Es ist ein Irrglaube, dass alle Medien neutral berichten müssen. Presse- und Medienfreiheit besteht nicht in ihrer Neutralität, sondern darin, dass es den Bürgerinnen und Bürgern selbst überlassen wird, sich aus dieser wunderbaren Vielfalt journalistischer Arbeit eine eigene Meinung zu erlauben. Auch gibt es nicht die Politik. Politikerinnen und Politiker sind oft umstritten, aber was man vielen von ihnen nicht vorwerfen kann ist, dass sie sich nicht mit den Problemen der Bevölkerung auseinandersetzen. Politiker vieler Parteien bieten regelmäßig Möglichkeiten hierzu an. Vom unterschwelligen Frühschoppen bis zum inhaltlichen Themenabend ist für jeden Menschen unserer Bevölkerung die Möglichkeit gegeben Kontakt mit Abgeordneten und Parteien aufzunehmen. Man muss aber wollen. Die PEGIDA macht es sich bisher zu leicht und reflektierten nicht, dass es eigene und regelmäßige Einmischung und Beteiligung braucht, um Gesellschaft und Politik mit zu beeinflussen. Die Bürgerinnen und Bürger müssen ihre Impulse aber selbst auch in den politischen Prozess einbringen. Möglichkeiten gibt es zur Genüge.

In Richtung der CDU möchte ich abschließend formulieren, dass sie eine maßgebliche Mitschuld am Entstehen der PEGIDA Bewegung hat. Anders als Professor Patzelt von der TU Dresden behauptet, hat nicht eine linke Bewegung hieran Schuld, sondern eine verfehlte Politik der CDU geführten Landesregierungen in Sachsen, die schon das Engagement gegen Rechts verdächtig fanden und daher Maßnahmen wie das massenweise Ausspähen von Handydaten auf Demonstrationen veranlasste. Aber auch die Intensität wie gegen friedliche Demonstranten gerichtlich vorgegangen wird ist unverständlich. Die Anzeige Bodo Ramelows kurz nach dessen Ernennung zum Ministerpräsidenten wirft ebenso Fragen auf. Eine Runde Armdrücken zwischen Tillich und Ramelow wäre ehrlicher gewesen.

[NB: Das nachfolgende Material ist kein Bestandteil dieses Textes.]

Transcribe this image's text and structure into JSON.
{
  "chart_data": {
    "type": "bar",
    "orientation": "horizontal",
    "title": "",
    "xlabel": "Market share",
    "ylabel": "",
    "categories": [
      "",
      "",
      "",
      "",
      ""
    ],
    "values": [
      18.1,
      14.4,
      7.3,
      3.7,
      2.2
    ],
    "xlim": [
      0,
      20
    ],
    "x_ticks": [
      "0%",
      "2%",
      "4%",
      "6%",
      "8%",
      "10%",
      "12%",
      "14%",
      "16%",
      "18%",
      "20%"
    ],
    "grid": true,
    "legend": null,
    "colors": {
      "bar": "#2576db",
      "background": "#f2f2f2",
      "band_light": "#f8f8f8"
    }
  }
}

Die CDU muss erkennen, dass es kein Weg ist den Forderungen von PEGIDA nachzugeben oder gar in einen weiteren Dialog mit der gesamten PEGIDA einzutreten. Einzig die Unorganisierten sind die, die es zu halten gilt und einzubinden. Dabei jedoch wird sie ihre Politik der letzten Jahre nachträglich ehrlich erklären müssen und auch eigene Fehler eingestehen. Sie muss es aber erkennen und ändern.

Die CDU muss aufhören Vielfalt zu bekämpfen, Demonstranten zu kriminalisieren und den Bürgerinnen und Bürgern Sachsens endlich erklären welchen Mehrwert Weltoffenheit und Anerkennung haben. Sie hat es in Sachsen verbockt. Sie aber ist es auch, die die Möglichkeit hat mit Weltoffenheit und Demokratie diese Sächsischen Verhältnisse zu beenden.